Что за чертовщина? Где же эта фотография? Зачем она ее вынула? Я окинула взглядом комнату и увидела несколько выдвижных ящиков под стереосистемой. Конечно, я и так уже достаточно вторглась в ее частную жизнь, без спросу заглянув в эти фотоальбомы, но я чувствовала, что мне нужно пойти дальше – несмотря на волнение, от которого у меня все так и дрожало внутри. Я осторожно потянула один ящик на себя. В нем виднелись пачки чековых книжек (все использованные), стянутые резинками. Из распухших пластиковых папок вываливались банковские выписки, квитанции. Я приподняла их, стараясь не особенно менять положение, и извлекла верхнюю чековую книжку из-под тугой резинки. Одним пальцем пролистала корешки. Все аккуратно заполнено: дата, адресат платежа, уплаченная сумма. Я бегло просматривала надписи: British Gas, Southern Electric, Адам, Homebase, Virgin Media, Адам, Waterstones[13], Thames Water, Адам. Присмотревшись, я обнаружила, что Памми годами выплачивала Адаму 200 фунтов в месяц. Но когда я попыталась найти записи о таких же выплатах Джеймсу (в конце концов, это было бы только справедливо), то ничего такого не обнаружила. Недоумевая, я осторожно уложила все обратно в ящик и попыталась уговорить себя остановиться на этом. Но у меня появилось такое чувство, словно я зацепила краешек старой раны, давно покрывшейся коростой, и теперь не успокоюсь, пока не сковырну эту корку целиком. Я оправдывалась, уверяя себя, что охочусь за исчезнувшей фотографией. Но этой женщине явно многое приходилось скрывать. И я чувствовала дрожь возбуждения при мысли о том, что еще я могу тут найти.
Другой ящик шкафа не хотел выдвигаться с такой же легкостью: мне пришлось пошатать его вправо-влево, прежде чем я сумела его вытащить. Здесь хранились две пачки цветастых открыток, перевязанные ленточками. Я вытянула верхнюю.
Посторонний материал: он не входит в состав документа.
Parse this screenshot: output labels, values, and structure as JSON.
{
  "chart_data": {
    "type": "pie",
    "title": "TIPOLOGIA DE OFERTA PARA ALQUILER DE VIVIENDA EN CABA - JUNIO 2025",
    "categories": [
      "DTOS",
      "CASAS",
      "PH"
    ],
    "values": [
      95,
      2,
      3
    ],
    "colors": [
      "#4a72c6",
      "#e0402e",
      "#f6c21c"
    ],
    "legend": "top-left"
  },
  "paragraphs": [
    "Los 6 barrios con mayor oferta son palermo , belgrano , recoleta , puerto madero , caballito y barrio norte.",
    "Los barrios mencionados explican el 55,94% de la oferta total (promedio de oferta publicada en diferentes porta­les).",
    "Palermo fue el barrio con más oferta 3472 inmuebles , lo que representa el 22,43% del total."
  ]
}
Это оказалось поздравление с днем рождения, когда-то присланное ей Адамом. Следующей лежала открытка-соболезнование, внутри которой обнаружился листок, исписанный почерком Адама:
Дорогая моя мама,
только ты способна понять, каково это – потерять человека так внезапно, из-за такой нелепой случайности. Я не перестаю спрашивать себя: «А что, если бы?..» Наверняка ты сама миллион раз задавала себе такой же вопрос. Что, если бы я был там? Могло ли все обернуться иначе? Мог бы я спасти ее? Ответь мне, мама, перестанут ли когда-нибудь эти вопросы раздаваться в голове? Начинаешь ли ты в какой-то момент опять спокойно спать по ночам, зная, что если бы все сложилось иначе…
Я читала его горькие слова, и сердце у меня разрывалось при мысли о том, что ему пришлось пережить. Какая-то моя частица сочувствовала и Памми. Я даже не могла себе представить, что ощущаешь, потеряв настолько близкого человека. В другой пачке, которая оказалась значительно толще, хранились открытки, подписанные «с любовью, Джеймс» и посылавшиеся ей по всем возможным оказиям: день рождения, Рождество, День матери, даже Пасха и день святого Давида (я и не знала, что существуют специальные открытки в честь таких праздников). Ей повезло иметь двух таких сыновей, которые так часто о ней думают. Я размышляла: как жаль, что она не желает ни с кем делиться этой стороной их натуры, предпочитая рассматривать каждую особу женского пола, которая к ним приближается, как угрозу тому количеству времени и любви, которое они ей уделяют. Вероятно, она уже давно могла бы в придачу к любящим сыновьям обзавестись двумя невестками, тоже обожающими ее. И обе были бы готовы поддержать ее в этой самой тяжелой битве ее жизни – битве с опасной болезнью. (Неизвестно, правда, больна ли она на самом деле.)
В гостиной больше не нашлось никаких уголков, которые могли бы таить в себе секреты, так что я быстренько осмотрела кухню, но кроме непременного «мужского ящика», где обитали старые батарейки, меню ресторанов, предлагающих еду с доставкой, и ключи к давно забытым замкам, я не нашла там ничего особенного: обычная посуда и утварь.